Yu-Tai Wu ^* Robert R. Stewart

• University of Houston, Houston, United States

The low-frequency content of seismic waves in exploration is of substantial value as it can benefit imaging and inversion by providing deeper penetration, broader-band energy, and wavelet stability. However, characterizing the factors contributing to low frequencies (the seismic source, response of the receiver, and spectral signal-to-noise) and their effects may be complicated. The Hussar, Alberta survey, conducted by the CREWES Project at the University of Calgary and used here, addresses this challenge with a range of sources and receiver types. We further analyze the low-frequency content of the Hussar data using surface waves -because of their significant coherent low-frequency energy. The multichannel analysis of surface waves (MASW) method is used. To improve accuracy, a nonlinear approach is applied to extract dispersion properties, overcoming the limitations of conventional methods at low frequencies.

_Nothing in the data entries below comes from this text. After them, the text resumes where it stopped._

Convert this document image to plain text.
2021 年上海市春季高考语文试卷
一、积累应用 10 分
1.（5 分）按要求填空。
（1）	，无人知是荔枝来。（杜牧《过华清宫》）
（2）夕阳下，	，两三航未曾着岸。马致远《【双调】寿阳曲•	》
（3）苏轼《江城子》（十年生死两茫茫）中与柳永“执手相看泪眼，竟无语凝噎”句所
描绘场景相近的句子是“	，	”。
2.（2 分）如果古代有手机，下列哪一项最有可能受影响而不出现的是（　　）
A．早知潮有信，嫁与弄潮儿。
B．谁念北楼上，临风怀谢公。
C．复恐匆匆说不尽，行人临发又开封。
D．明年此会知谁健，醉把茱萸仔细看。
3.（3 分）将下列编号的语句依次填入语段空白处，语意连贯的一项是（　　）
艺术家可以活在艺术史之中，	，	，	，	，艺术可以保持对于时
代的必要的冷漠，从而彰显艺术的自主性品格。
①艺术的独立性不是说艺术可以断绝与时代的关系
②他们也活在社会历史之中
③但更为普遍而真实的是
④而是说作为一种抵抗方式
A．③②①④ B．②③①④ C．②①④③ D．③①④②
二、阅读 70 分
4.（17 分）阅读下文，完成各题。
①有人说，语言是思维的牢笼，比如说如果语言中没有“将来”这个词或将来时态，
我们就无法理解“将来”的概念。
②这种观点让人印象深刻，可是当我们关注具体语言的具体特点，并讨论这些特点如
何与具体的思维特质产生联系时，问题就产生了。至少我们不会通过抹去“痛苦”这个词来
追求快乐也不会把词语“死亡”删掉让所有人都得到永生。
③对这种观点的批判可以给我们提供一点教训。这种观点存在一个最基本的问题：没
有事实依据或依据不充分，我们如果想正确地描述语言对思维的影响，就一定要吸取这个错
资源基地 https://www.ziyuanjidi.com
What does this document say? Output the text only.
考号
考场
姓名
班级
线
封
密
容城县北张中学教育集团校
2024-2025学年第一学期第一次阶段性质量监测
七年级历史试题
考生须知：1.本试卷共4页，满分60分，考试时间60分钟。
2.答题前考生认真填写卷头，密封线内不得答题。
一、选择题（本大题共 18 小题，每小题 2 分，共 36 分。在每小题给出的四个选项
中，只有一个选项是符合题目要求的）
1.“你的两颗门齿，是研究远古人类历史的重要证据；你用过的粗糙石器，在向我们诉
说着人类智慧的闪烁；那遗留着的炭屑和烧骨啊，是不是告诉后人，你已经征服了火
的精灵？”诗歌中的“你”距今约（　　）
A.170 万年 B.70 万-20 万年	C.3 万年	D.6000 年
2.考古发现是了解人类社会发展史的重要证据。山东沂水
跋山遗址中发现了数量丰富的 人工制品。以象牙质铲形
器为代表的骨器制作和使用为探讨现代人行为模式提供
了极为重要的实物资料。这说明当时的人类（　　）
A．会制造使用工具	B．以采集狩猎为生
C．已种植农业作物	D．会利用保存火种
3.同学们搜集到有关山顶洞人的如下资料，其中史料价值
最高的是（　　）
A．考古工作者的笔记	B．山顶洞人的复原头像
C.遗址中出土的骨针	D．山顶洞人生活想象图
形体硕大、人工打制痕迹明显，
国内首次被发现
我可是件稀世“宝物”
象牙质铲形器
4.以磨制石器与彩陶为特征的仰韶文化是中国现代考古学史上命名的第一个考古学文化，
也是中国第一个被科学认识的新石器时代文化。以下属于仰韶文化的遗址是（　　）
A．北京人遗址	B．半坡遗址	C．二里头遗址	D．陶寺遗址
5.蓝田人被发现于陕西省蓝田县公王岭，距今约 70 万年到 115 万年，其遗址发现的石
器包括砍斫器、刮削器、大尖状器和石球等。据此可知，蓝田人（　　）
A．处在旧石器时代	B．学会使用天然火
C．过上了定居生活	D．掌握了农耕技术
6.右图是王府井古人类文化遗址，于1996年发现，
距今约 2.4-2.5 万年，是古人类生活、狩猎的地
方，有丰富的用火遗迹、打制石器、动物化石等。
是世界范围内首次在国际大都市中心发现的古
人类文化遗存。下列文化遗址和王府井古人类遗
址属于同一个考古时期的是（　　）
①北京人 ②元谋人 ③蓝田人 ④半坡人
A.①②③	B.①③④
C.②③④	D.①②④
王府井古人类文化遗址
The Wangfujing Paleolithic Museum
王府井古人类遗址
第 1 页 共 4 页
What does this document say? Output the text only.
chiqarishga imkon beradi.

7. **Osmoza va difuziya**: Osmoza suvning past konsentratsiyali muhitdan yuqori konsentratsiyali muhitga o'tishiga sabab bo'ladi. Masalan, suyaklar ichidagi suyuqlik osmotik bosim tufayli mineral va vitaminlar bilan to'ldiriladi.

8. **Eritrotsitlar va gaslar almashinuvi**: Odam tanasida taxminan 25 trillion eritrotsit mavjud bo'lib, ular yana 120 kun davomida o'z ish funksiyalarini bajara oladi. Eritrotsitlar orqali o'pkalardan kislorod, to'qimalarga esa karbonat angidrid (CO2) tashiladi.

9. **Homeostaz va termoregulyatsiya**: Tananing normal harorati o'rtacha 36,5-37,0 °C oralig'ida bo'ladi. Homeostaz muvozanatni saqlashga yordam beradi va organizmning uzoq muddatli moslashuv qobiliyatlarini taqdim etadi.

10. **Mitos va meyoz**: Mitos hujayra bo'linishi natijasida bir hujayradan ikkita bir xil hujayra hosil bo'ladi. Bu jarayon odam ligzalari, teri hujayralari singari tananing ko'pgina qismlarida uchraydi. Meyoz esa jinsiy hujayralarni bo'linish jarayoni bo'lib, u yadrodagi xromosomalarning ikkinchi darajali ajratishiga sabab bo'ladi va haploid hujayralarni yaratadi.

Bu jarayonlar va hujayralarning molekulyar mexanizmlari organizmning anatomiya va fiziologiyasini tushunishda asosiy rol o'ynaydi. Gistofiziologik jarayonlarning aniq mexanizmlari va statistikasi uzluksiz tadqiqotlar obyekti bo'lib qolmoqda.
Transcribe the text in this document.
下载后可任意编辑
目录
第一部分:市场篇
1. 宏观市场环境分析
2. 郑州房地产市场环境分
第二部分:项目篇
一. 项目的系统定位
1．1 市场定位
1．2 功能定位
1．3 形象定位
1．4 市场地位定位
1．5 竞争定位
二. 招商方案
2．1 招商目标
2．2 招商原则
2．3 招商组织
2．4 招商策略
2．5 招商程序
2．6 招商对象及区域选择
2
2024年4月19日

This allows for precise phase velocity measurements across frequencies and assesses the frequency content of different source-receiver type combinations based on surfacewave coherence. The extracted dispersion properties were validated by comparing the dispersion curves estimated using Vs from traveltime tomography and well-logging data. The survey tested 2 kg dynamite in addition to vibroseis sources with low-dwell and linear sweeps. The receivers evaluated included Vectorseis accelerometers, as well as 10 Hz and 4.5 Hz geophones. Our dispersion results indicate that all source-receiver combinations contain considerable surface-wave energy down to about 2 Hz. The inverted 1-D Vs models provide Vs estimates to about 800 m, consistent with results from S-wave tomography and shear logging. Dynamite produced more low-frequency energy in surface waves than vibroseis sources, extending below 1.5 Hz. Low-dwell sweeps showed clearer coherence in surface waves at low frequencies than linear sweeps. Of the receivers tested, the 4.5 Hz geophone showed higher sensitivity to low frequencies than both the Vectorseis accelerometer and the 10 Hz geophone. Although the Vectorseis accelerometer recorded more coherent low-frequency surface waves than the 10 Hz geophone, its signals were affected by some instrument noise. Analyzing surface-wave energy and coherency to assess low-frequency content can complement other types of spectral analysis.